Okay, so possibly not so much for profit, but I have developed a really cool IRC bot that logs to Splunk and provides a web interface for searching those logs. Several weeks before I started with Splunk, I was winding down my old job and looking for something I could do that was Splunk related. I’m a total IRC geek. I’ve been hanging out on #macintosh on Undernet for over 17 years, and I discovered while browsing Splunk’s website that there was an official IRC channel for Splunk, #splunk on EFnet. I spent the first week lurking and slowly introducing myself to the regulars, and then since I had some downtime, the idea occurred to me that it would be really fun to take the traffic from the IRC channel, log it into Splunk, and provide a web GUI to search that traffic.
First things first, lets get some data
So, before I could develop the awesome Web GUI for displaying IRC logs that was lurking in my head, I needed to get data in. To do that, I needed a resident IRC program which would take all the IRC protocol traffic and translate it into a format that would easily allow Splunk to provide field extractions. Luckily, Node has a rich environment where the community contributes back open source libraries which are easily installed via a package manager called npm. In npm, I found an excellent IRC library that cut down development time significantly. The IRC protocol is relatively trivial to implement, but still, having someone build it and prove it in advance is certainly easier.
Once I completed the ability to read IRC properly, it was time to get the data into Splunk. Since I work with both Splunk Enterprise and Splunk Storm, I implemented logging for both. For Enterprise, I log via a syslog-like TCP connection, and for Storm I log via a REST based output. For both, I log in JSON format. Originally, I logged in an autokv friendly key=value format, but since I’m logged user generated data, it was very difficult escaping for quotes and commas and autokv didn’t do well with escaping. Since JSON’s pickling and depickling accounts for escaping, it was easiest to log in JSON format. Here’s a screenshot from Storm showing how the data shows up in Splunk:
You can find the library for logging to storm here, and it can easily be adapted to log to Splunk’s receivers/simple REST endpoint as well (they are basically identical). This is very nice because you can log straight to a Splunk indexer and specify index, host, source and sourcetype when you log without having to configure Splunk to assign them. Also, here is the logging library which logs syslog from node to Splunk in case that might be useful for your project.
What can we learn
With the data in Splunk, what can we learn? I set out to create some simple dashboards that told us some data we didn’t previously have about the IRC channel:
The first widget is obviously a very simple timechart of activity. It told us something those of us who frequent the channel already know, that we’re primarily active during work hours. The other two charts are more interesting though. They tell us who is the most active, using this search:
index=splunkbot sourcetype=splunkbot_logs | spath | search to=#* | top nick
Note spath, this is what allows Splunk to extract the fields from the JSON logged data. In most cases, you’ll probably want to specify which fields you want to extract using spath, but in this case I want to extract everything so I specify no fields. The second search tells us to look for only traffic destined for IRC channels (all IRC channels begin with #), and then give us the top nick.
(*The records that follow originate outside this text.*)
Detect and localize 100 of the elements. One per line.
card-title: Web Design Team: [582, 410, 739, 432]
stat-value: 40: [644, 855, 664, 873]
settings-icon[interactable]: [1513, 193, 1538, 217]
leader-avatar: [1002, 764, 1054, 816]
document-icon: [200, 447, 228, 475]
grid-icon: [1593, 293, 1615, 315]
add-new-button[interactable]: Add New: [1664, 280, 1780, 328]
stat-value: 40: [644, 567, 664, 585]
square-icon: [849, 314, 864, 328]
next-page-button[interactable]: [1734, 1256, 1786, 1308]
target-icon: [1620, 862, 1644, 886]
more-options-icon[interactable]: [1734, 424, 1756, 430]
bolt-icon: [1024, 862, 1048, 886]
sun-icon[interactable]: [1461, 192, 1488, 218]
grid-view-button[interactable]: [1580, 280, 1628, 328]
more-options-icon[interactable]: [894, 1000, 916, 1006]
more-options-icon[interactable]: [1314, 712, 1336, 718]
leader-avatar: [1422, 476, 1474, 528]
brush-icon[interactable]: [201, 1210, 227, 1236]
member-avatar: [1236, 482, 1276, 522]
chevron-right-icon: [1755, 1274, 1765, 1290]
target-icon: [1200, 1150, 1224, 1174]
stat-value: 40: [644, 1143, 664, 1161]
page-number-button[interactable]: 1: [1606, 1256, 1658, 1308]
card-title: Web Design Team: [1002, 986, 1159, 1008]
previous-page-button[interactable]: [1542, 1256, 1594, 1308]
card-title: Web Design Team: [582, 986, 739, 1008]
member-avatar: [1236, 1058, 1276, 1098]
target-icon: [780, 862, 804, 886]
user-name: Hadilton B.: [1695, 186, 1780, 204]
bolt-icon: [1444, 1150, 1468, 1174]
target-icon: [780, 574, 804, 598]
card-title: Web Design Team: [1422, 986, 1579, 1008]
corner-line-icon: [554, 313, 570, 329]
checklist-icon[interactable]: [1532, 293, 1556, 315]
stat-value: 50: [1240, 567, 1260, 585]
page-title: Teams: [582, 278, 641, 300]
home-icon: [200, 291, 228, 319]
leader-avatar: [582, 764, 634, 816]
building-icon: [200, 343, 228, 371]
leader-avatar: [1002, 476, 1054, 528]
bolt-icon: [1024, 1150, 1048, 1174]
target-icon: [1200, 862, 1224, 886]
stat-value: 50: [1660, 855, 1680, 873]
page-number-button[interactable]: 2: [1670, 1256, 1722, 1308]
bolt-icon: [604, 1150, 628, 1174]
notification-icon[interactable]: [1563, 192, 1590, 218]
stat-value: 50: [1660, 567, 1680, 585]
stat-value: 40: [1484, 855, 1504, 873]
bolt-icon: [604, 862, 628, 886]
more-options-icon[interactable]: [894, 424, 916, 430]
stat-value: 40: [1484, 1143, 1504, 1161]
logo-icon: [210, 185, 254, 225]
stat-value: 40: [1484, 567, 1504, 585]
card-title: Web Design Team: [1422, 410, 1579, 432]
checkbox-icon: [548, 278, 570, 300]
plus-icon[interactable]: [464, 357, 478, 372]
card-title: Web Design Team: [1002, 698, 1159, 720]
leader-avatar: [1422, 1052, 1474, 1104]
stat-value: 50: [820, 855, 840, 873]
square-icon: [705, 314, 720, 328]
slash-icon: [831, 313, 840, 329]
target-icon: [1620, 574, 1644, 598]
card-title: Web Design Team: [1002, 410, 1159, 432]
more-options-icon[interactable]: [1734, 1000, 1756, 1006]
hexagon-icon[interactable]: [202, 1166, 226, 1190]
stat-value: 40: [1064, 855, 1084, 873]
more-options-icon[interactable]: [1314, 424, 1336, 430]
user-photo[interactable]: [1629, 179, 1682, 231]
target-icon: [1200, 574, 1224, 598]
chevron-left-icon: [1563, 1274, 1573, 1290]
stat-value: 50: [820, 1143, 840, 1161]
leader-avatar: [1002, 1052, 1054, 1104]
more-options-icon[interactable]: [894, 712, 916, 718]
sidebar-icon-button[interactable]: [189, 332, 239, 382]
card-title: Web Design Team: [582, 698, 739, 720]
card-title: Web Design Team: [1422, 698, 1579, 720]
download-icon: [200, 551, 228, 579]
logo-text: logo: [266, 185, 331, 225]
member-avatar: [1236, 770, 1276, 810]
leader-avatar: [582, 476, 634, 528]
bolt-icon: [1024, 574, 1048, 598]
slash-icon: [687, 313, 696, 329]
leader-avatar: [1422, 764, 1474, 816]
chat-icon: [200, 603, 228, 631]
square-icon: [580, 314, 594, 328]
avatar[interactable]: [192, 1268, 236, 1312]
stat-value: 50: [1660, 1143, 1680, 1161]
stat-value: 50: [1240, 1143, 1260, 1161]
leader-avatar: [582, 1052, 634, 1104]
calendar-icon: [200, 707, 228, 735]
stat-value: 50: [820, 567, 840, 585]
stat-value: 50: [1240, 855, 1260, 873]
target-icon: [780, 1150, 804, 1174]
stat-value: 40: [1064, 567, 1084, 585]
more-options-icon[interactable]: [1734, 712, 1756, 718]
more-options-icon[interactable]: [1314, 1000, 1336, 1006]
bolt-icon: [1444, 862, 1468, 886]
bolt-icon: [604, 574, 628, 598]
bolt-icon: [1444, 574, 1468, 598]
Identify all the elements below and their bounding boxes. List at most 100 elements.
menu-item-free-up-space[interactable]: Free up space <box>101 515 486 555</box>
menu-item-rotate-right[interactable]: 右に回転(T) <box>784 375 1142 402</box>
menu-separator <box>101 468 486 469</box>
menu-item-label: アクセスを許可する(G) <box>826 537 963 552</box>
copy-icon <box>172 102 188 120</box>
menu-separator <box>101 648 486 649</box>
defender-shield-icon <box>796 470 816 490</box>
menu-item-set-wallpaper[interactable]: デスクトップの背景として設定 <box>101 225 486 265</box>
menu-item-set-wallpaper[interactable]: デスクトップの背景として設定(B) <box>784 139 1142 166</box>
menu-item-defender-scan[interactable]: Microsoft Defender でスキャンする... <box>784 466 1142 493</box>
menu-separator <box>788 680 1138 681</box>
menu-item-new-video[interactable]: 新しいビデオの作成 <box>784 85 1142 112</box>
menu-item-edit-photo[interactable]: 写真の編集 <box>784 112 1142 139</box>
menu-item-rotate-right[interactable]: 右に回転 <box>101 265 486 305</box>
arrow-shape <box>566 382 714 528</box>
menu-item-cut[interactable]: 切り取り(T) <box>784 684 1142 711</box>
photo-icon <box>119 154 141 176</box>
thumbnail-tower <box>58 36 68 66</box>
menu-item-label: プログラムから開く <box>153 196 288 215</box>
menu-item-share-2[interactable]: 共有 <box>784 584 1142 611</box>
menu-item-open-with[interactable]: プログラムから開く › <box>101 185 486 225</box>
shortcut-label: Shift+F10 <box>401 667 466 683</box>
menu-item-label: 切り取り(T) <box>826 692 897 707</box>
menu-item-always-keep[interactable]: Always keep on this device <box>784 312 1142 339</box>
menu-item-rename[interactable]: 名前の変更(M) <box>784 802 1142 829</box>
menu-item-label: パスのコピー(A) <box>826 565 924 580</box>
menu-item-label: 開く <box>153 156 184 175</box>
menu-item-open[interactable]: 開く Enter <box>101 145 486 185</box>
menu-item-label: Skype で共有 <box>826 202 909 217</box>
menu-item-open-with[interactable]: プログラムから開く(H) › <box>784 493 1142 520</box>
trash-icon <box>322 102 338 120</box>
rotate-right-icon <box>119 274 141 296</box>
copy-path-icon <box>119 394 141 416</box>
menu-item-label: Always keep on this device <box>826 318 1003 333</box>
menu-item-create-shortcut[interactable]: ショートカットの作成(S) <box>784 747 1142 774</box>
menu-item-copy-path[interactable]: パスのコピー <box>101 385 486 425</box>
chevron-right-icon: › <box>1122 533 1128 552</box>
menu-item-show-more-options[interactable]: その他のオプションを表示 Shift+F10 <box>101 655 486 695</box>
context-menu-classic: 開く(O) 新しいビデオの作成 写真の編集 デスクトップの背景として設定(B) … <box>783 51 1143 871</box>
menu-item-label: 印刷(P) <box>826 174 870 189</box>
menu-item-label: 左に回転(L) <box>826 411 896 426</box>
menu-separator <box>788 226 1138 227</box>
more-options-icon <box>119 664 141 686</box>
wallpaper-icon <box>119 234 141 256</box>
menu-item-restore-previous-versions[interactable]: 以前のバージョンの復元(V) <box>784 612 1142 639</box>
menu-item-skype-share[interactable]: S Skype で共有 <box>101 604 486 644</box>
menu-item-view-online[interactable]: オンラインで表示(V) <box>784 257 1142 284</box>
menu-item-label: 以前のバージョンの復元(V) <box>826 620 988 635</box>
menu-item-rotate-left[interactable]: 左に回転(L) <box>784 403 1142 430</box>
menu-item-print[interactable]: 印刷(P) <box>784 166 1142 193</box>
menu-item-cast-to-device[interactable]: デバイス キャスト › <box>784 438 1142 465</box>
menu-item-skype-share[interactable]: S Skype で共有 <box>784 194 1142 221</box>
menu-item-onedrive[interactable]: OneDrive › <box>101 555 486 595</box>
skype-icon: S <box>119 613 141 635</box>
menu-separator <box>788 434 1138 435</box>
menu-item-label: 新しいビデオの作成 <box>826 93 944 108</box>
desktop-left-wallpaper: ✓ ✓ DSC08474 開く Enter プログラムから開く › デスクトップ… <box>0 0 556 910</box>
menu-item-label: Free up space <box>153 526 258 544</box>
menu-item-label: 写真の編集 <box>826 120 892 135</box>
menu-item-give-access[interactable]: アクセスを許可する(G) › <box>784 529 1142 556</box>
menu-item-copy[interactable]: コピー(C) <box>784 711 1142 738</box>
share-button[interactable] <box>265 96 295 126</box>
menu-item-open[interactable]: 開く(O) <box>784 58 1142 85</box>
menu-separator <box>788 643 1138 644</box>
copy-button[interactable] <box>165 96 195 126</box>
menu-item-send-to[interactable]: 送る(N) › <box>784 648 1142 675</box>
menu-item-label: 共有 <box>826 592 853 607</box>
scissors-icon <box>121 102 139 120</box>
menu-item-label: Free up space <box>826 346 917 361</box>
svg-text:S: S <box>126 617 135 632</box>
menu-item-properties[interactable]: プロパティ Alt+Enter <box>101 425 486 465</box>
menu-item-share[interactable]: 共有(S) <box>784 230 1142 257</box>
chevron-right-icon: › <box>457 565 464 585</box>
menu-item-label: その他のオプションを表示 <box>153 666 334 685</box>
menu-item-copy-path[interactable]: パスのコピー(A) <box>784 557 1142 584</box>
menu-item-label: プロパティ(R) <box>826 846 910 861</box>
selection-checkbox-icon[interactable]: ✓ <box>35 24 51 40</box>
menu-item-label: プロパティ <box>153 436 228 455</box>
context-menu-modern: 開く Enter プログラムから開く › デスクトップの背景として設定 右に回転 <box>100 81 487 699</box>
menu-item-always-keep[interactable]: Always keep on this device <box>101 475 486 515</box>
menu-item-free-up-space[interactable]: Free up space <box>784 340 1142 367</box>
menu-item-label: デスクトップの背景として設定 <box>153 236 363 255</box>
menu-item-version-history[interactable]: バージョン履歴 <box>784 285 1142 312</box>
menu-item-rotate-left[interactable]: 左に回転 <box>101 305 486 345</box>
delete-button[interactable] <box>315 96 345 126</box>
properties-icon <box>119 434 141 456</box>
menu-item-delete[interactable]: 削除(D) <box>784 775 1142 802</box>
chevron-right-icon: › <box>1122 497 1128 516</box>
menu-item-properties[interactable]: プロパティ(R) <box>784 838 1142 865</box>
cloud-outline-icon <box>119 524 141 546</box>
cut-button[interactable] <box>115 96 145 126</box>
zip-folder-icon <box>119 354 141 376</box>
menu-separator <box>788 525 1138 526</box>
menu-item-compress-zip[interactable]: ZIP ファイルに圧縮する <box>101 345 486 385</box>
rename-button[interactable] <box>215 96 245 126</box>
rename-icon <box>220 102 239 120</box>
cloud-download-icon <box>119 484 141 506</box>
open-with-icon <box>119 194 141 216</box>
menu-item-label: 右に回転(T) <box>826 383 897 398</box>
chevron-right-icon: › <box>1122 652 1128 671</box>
The second widget gives us the most mentioned people on the channel. On IRC, while talking in a channel which often has multiple conversations going, it’s common to prepend your chat with the nickname of the person you’re addressing, like “Coccyx: I think you’re the most awesome Splunker ever!” This search looks for people’s nicknames in the channel text and builds a dashboard of the nicknames most referenced:
index=splunkbot sourcetype=splunkbot_logs | spath | search action=message | rex field=text mode=sed "s/://g" | rex field=text mode=sed "s/,//g" | makemv delim=" " text | mvexpand text | rename text as nick| join nick [ search index="*" sourcetype="splunkbot_logs" action=names | makemv delim=" " names | mvexpand names | rename names as nick ] | top nick
This search is pretty complicated, so its useful to break it down. The first two rex commands use mode=sed, which allows rex to replace text in a field based on a regular expression. Here, we’re replacing , and : which are commonly used appended to a nick to indicate we’re addressing them, as in the earlier example. Those will mess up our matches, so we want to delete all instances of them. The next command, makemv, takes the text field, which in our logs contains the text of IRC messages Splunkbot has logged, and turns it into a multi-value. This basically breaks the text up into tokens that we can match, which we hope to contain nicknames. Mvexpand takes a multi-value field, and makes a new event for every value in the multi-value field. Next we rename the text field to nick so that we’ll have the same name for the subsearch we’re about to run.
Now we find a command I don’t see often used, but is very powerful, the join command. The join command works like you’d expect join to work in SQL, taking two searches and joining them together based off one or more fields which match. In this case, we want join to work like an inner join, refining our search, which due to the commands above contains an event for every word spoken on Splunk over the last 7 days, and then match against our subsearch. The subsearch references a particular log entry Splunkbot makes, which is the names entry, which it gets on a regular basis as people join and leave the channel. This gives a list of nicknames to match against. Finally we pipe the results of the join and subsearch to top to get the top referenced nicknames.